La charge sadique que fait subir l’auteur à son personnage est évidemment politique – et n’est pas sans annoncer déjà d’une certaine manière les souffrances que subira le mythe Max beaucoup plus tard dans son « grand » retour dans la première partie de Mad Max : Fury Road (George Miller, 2015) – elle est aussi la marque de la tristesse souterraine d’un film qui derrière son imaginaire foisonnant et sa joie apparente n’est pas dénué d’amertume.. Le final que nous venons de citer qui voit Burton repartir dans sa solitude pathétique et tout sauf fordienne et éclatante – la dernière pirouette, très drôle, indiquant même qu’il pourrait bientôt mourir dévoré par l’un des monstres les plus fameux du film – est une des marques les plus frappantes de la mélancolie de Big Trouble in Little China. La mélancolie parsème discrètement le récit, mais est aussi évidemment tout autour. Son accueil désastreux, sa renommée encore trop discrète (même si cela change enfin), les accusations fallacieuses qui se sont abattus sur lui participent d’une paradoxale tristesse qui s’empare du souvenir du long-métrage, pourtant le plus pulp, foutraque et joyeux qui soit.

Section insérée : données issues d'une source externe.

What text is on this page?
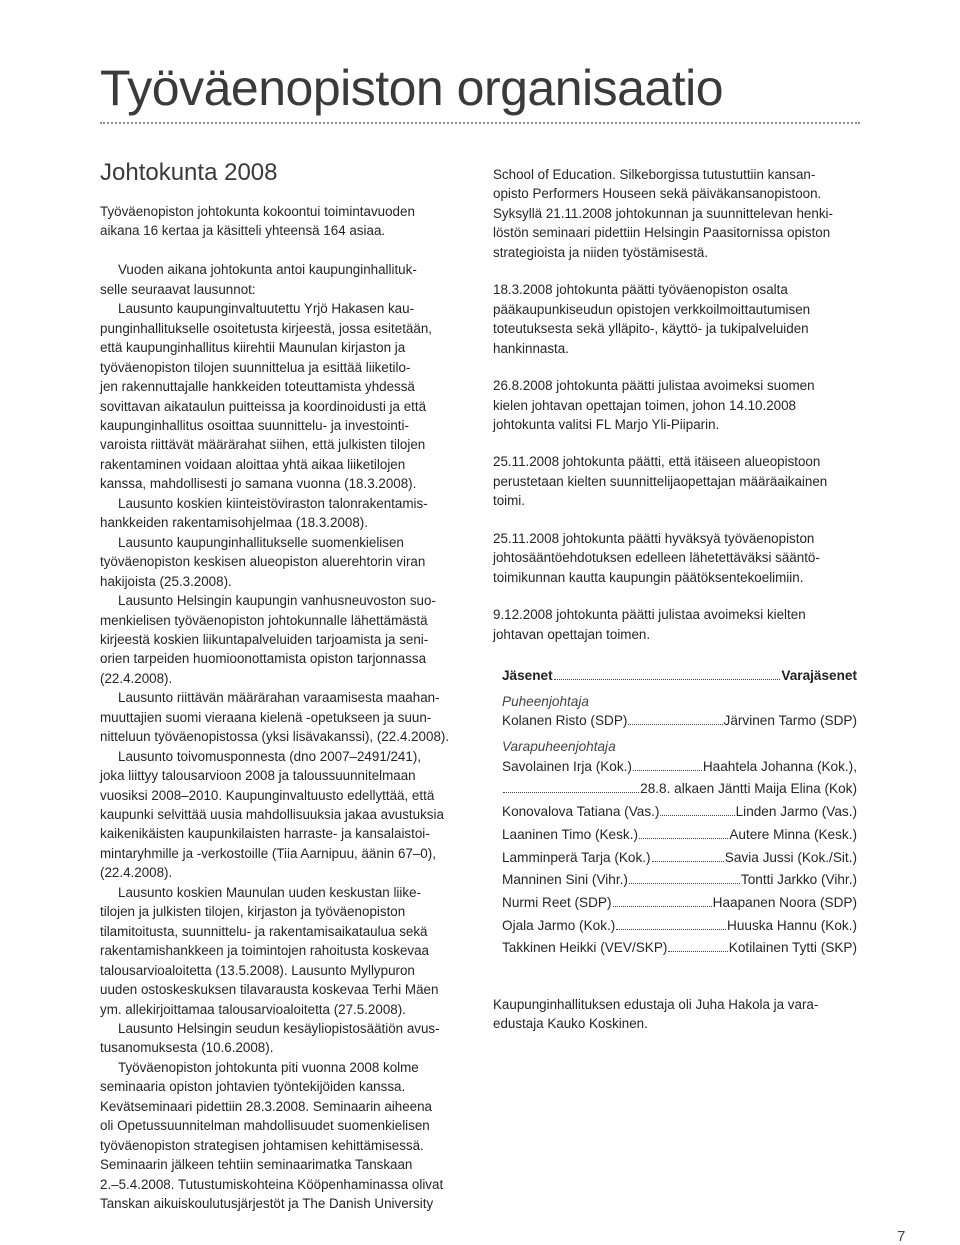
Työväenopiston organisaatio
Johtokunta 2008

Työväenopiston johtokunta kokoontui toimintavuoden

aikana 16 kertaa ja käsitteli yhteensä 164 asiaa.

Vuoden aikana johtokunta antoi kaupunginhallituk-

selle seuraavat lausunnot:

Lausunto kaupunginvaltuutettu Yrjö Hakasen kau-

punginhallitukselle osoitetusta kirjeestä, jossa esitetään,

että kaupunginhallitus kiirehtii Maunulan kirjaston ja

työväenopiston tilojen suunnittelua ja esittää liiketilo-

jen rakennuttajalle hankkeiden toteuttamista yhdessä

sovittavan aikataulun puitteissa ja koordinoidusti ja että

kaupunginhallitus osoittaa suunnittelu- ja investointi-

varoista riittävät määrärahat siihen, että julkisten tilojen

rakentaminen voidaan aloittaa yhtä aikaa liiketilojen

kanssa, mahdollisesti jo samana vuonna (18.3.2008).

Lausunto koskien kiinteistöviraston talonrakentamis-

hankkeiden rakentamisohjelmaa (18.3.2008).

Lausunto kaupunginhallitukselle suomenkielisen

työväenopiston keskisen alueopiston aluerehtorin viran

hakijoista (25.3.2008).

Lausunto Helsingin kaupungin vanhusneuvoston suo-

menkielisen työväenopiston johtokunnalle lähettämästä

kirjeestä koskien liikuntapalveluiden tarjoamista ja seni-

orien tarpeiden huomioonottamista opiston tarjonnassa

(22.4.2008).

Lausunto riittävän määrärahan varaamisesta maahan-

muuttajien suomi vieraana kielenä -opetukseen ja suun-

nitteluun työväenopistossa (yksi lisävakanssi), (22.4.2008).

Lausunto toivomusponnesta (dno 2007–2491/241),

joka liittyy talousarvioon 2008 ja taloussuunnitelmaan

vuosiksi 2008–2010. Kaupunginvaltuusto edellyttää, että

kaupunki selvittää uusia mahdollisuuksia jakaa avustuksia

kaikenikäisten kaupunkilaisten harraste- ja kansalaistoi-

mintaryhmille ja -verkostoille (Tiia Aarnipuu, äänin 67–0),

(22.4.2008).

Lausunto koskien Maunulan uuden keskustan liike-

tilojen ja julkisten tilojen, kirjaston ja työväenopiston

tilamitoitusta, suunnittelu- ja rakentamisaikataulua sekä

rakentamishankkeen ja toimintojen rahoitusta koskevaa

talousarvioalоitetta (13.5.2008). Lausunto Myllypuron

uuden ostoskeskuksen tilavarausta koskevaa Terhi Mäen

ym. allekirjoittamaa talousarvioaloitetta (27.5.2008).

Lausunto Helsingin seudun kesäyliopistosäätiön avus-

tusanomuksesta (10.6.2008).

Työväenopiston johtokunta piti vuonna 2008 kolme

seminaaria opiston johtavien työntekijöiden kanssa.

Kevätseminaari pidettiin 28.3.2008. Seminaarin aiheena

oli Opetussuunnitelman mahdollisuudet suomenkielisen

työväenopiston strategisen johtamisen kehittämisessä.

Seminaarin jälkeen tehtiin seminaarimatka Tanskaan

2.–5.4.2008. Tutustumiskohteina Kööpenhaminassa olivat

Tanskan aikuiskoulutusjärjestöt ja The Danish University

School of Education. Silkeborgissa tutustuttiin kansan-

opisto Performers Houseen sekä päiväkansanopistoon.

Syksyllä 21.11.2008 johtokunnan ja suunnittelevan henki-

löstön seminaari pidettiin Helsingin Paasitornissa opiston

strategioista ja niiden työstämisestä.

18.3.2008 johtokunta päätti työväenopiston osalta

pääkaupunkiseudun opistojen verkkoilmoittautumisen

toteutuksesta sekä ylläpito-, käyttö- ja tukipalveluiden

hankinnasta.

26.8.2008 johtokunta päätti julistaa avoimeksi suomen

kielen johtavan opettajan toimen, johon 14.10.2008

johtokunta valitsi FL Marjo Yli-Piiparin.

25.11.2008 johtokunta päätti, että itäiseen alueopistoon

perustetaan kielten suunnittelijaopettajan määräaikainen

toimi.

25.11.2008 johtokunta päätti hyväksyä työväenopiston

johtosääntöehdotuksen edelleen lähetettäväksi sääntö-

toimikunnan kautta kaupungin päätöksentekoelimiin.

9.12.2008 johtokunta päätti julistaa avoimeksi kielten

johtavan opettajan toimen.

Jäsenet	Varajäsenet
Puheenjohtaja
Kolanen Risto (SDP)	Järvinen Tarmo (SDP)
Varapuheenjohtaja
Savolainen Irja (Kok.)	Haahtela Johanna (Kok.),
28.8. alkaen Jäntti Maija Elina (Kok)
Konovalova Tatiana (Vas.)	Linden Jarmo (Vas.)
Laaninen Timo (Kesk.)	Autere Minna (Kesk.)
Lamminperä Tarja (Kok.)	Savia Jussi (Kok./Sit.)
Manninen Sini (Vihr.)	Tontti Jarkko (Vihr.)
Nurmi Reet (SDP)	Haapanen Noora (SDP)
Ojala Jarmo (Kok.)	Huuska Hannu (Kok.)
Takkinen Heikki (VEV/SKP)	Kotilainen Tytti (SKP)

Kaupunginhallituksen edustaja oli Juha Hakola ja vara-

edustaja Kauko Koskinen.

7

Nous passerons là pour des radoteurs, mais ce n’est pas grave. C’est aussi que ce cinéma a presque totalement disparu. Ce cinéma qui utilisait les atours du spectacle le plus grand public, joyeux, inventif, pour mettre en place des charges politiques ou des hommages à des cultures encore méconnues, ce cinéma qui redoublait de créativité et ne prenait jamais son spectateur pour un idiot. Quand on voit les effets spéciaux de Jack Burton, il y a de la joie, beaucoup de rire et de regards écarquillés. Il y aussi de la tristesse, car on se dit que ces effets là nous manquent terriblement aujourd’hui. Vous vous dîtes sûrement « mais quel réac ce chroniqueur… »Sur le blockbuster, je suis sans doute un peu réactionnaire certes, mais rien qu’un peu car il y a matière aujourd’hui à se réjouir du retour sur le devant de la scène de Big John pour des raisons plus uniquement musicales mais aussi cinématographiques. En effet, il faut souligner le travail remarquable des éditeurs, des distributeurs de films du patrimoine, qui font ressortir tous les chefs-d’œuvre de cette carrière absolument sans faute (oui oui, pas un mauvais film de Carpenter à se mettre sous la dent). On peut toujours jouer les rabat-joie en disant que c’est un peu tard, et peut-être chez certains un poil opportuniste, mais ce serait vraiment dommage car on ne peut que se réjouir de revoir toutes ces réalisations superbes dans des masters d’aussi bonne qualité. Cette édition signée l’Atelier d’Image ne déroge pas à la règle grâce à la qualité indéniable de sa copie et à ses nombreux bonus de qualité. Tous les entretiens se montrent assez passionnants et permettent de prolonger l’immersion dans ce qui est à la fois un délire pop, pulp et joyeux mais aussi tout simplement un vrai beau film. N’hésitez plus, foncez (de nouveau) à Little China !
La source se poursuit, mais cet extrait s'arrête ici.